Tüm dosya kapsamı ve ön inceleme duruşmasında belirlenen uyuşmazlık konuları hakkında mahkememizce mali müşavir bilirkişi ve nitelikli hesap bilirkişisinden alınan heyet bilirkişi raporunda özetle,
Taahhütname hükümlerinin genel işlem koşulu olup olmadığı ile davacı şirketin aynı bölgede satış istasyonları bulunduğundan rapor içinde yapılan kar kaybı hesabına ilişkin takdirin münhasıran Mahkemeye ait olduğu,
Taahhütname hükümlerinin geçerli olması halinde 2’inci maddedeki cezai şartın 292.667,43, 3’üncü maddedeki cezai şartın 200.000,00 USD olarak hesaplandığı,
Davacı menfi zararının ise Bezgüme Köyü istasyonu yönünden davacı alacağını ihtara konu etmiş ise de, davalı şirketle ticari ilişkisini sürdürmekte olduğundan davacının menfi zararının hesaplanabilmesi için bu yatırımın ne kadarının kapanan istasyonlara yapıldığının açıklanması gerektiğinden bu yönde hesaplama yapılamadığı görüş ve kanaatlerini bildirmişlerdir.

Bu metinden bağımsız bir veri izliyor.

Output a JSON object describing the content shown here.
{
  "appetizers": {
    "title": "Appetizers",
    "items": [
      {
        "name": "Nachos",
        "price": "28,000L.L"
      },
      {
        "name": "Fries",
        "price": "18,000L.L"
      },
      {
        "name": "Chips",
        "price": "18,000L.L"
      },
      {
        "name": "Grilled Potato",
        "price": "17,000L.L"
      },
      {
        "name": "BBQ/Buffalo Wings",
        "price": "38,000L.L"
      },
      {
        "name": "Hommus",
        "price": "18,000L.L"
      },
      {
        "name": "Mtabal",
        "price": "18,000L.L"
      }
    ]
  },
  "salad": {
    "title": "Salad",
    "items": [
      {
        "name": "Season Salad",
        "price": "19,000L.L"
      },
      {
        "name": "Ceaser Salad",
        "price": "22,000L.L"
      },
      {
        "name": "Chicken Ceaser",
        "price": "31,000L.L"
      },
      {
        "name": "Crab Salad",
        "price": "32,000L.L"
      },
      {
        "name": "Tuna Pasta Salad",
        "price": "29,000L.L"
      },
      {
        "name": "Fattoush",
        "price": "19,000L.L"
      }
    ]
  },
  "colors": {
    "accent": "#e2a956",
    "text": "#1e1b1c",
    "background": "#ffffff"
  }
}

DELİL DEĞERLENDİRME VE HUKUKİ NİTELENDİRME:
Dava bayilik sözleşmeleri ve eki taahhütnameler çerçevesinde, sözleşme gereğince, taahhüt edilen miktarda akaryakıt alınmadığından bahsile sözleşmede ve taahhütnamede “Kâr Mahrumiyeti” olarak kararlaşırılan tazminatın ve taahhütnamede kararlaştırılan cezai şartın tazmini istemine ilişkidir. Taraflar arasında imzalanan 3 ayrı akaryakıt istasyonu için 19.11.2016 tarihli 3 akaryakıt bayilik sözleşmesi, 08.03.2017 tarihli iki LPG bayilik sözleşmesi bulunduğuna ilişkin uyuşmazlık yoktur. Davalı gerçek kişinin her bir sözleşme için 100.000,00 TL ile sınırlı olarak kefaletinin bulunduğu görülmüştür.

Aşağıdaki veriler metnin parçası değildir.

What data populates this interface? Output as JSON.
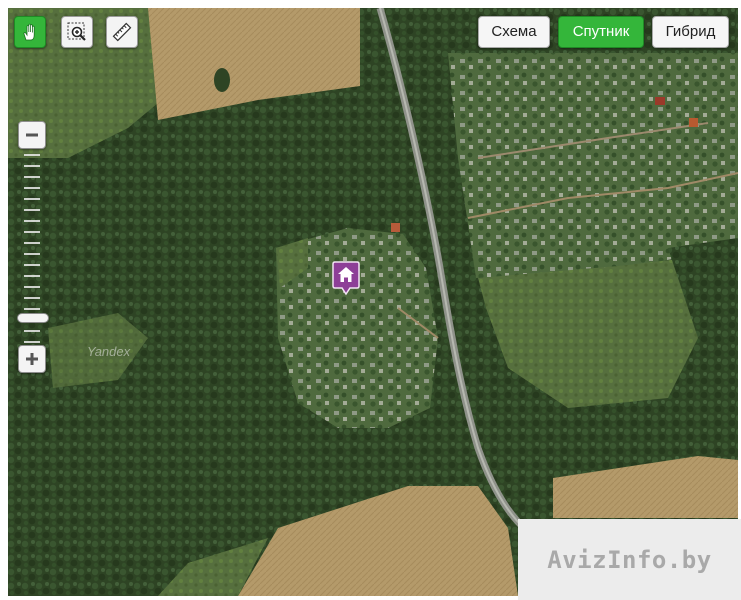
{
  "map": {
    "tools": [
      {
        "id": "drag",
        "icon": "hand-icon",
        "active": true
      },
      {
        "id": "magnifier",
        "icon": "zoom-area-icon",
        "active": false
      },
      {
        "id": "ruler",
        "icon": "ruler-icon",
        "active": false
      }
    ],
    "type_buttons": [
      {
        "label": "Схема",
        "active": false
      },
      {
        "label": "Спутник",
        "active": true
      },
      {
        "label": "Гибрид",
        "active": false
      }
    ],
    "zoom": {
      "minus_icon": "minus-icon",
      "plus_icon": "plus-icon"
    },
    "marker": {
      "icon": "house-icon",
      "color": "#8d3f97"
    },
    "provider_label": "Yandex",
    "accent_color": "#34b63a"
  },
  "watermark": {
    "text": "AvizInfo.by"
  }
}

Taraflar arasındaki uyuşmazlık, sözleşmelerde kararlaştırılan miktardan az yakıt satması nedeniyle meydana gelen kar kaybı şeklindeki zarardan ve 2 adet sözleşmede kararlaştırılan cezai şarttan sorumlu olup olmadığı, sorumlu olacağının kabul edilmesi halinde miktarının ne kadar olacağı, faiz başlangıcı, kefilin sözleşme gereğince cezai şarttan ve tazminattan sorumlu olup olmayacağına ilişkindir. Bayilik Sözleşmesi, sözleşme hukuku çerçevesinde tarafların serbest iradeleri ile düzenleyebileceği sözleşme olup, kanuna, ahlaka ve emredici yasal düzenlemelere aykırı olmadıkça taraflar serbestçe imzaladıkları sözleşme tarafları bağlar. Öte yandan sözleşmenin tarafları tacir olup, sözleşme tarihinde yürürlükte bulunan 6762 Sayılı TTK’nun 20/1 Maddesi gereğince basiretli davranmak zorunda olduğundan, basiretli davranmayarak öngöremediği hususlar nedeniyle yükümlülüklerinden kaçınamaz.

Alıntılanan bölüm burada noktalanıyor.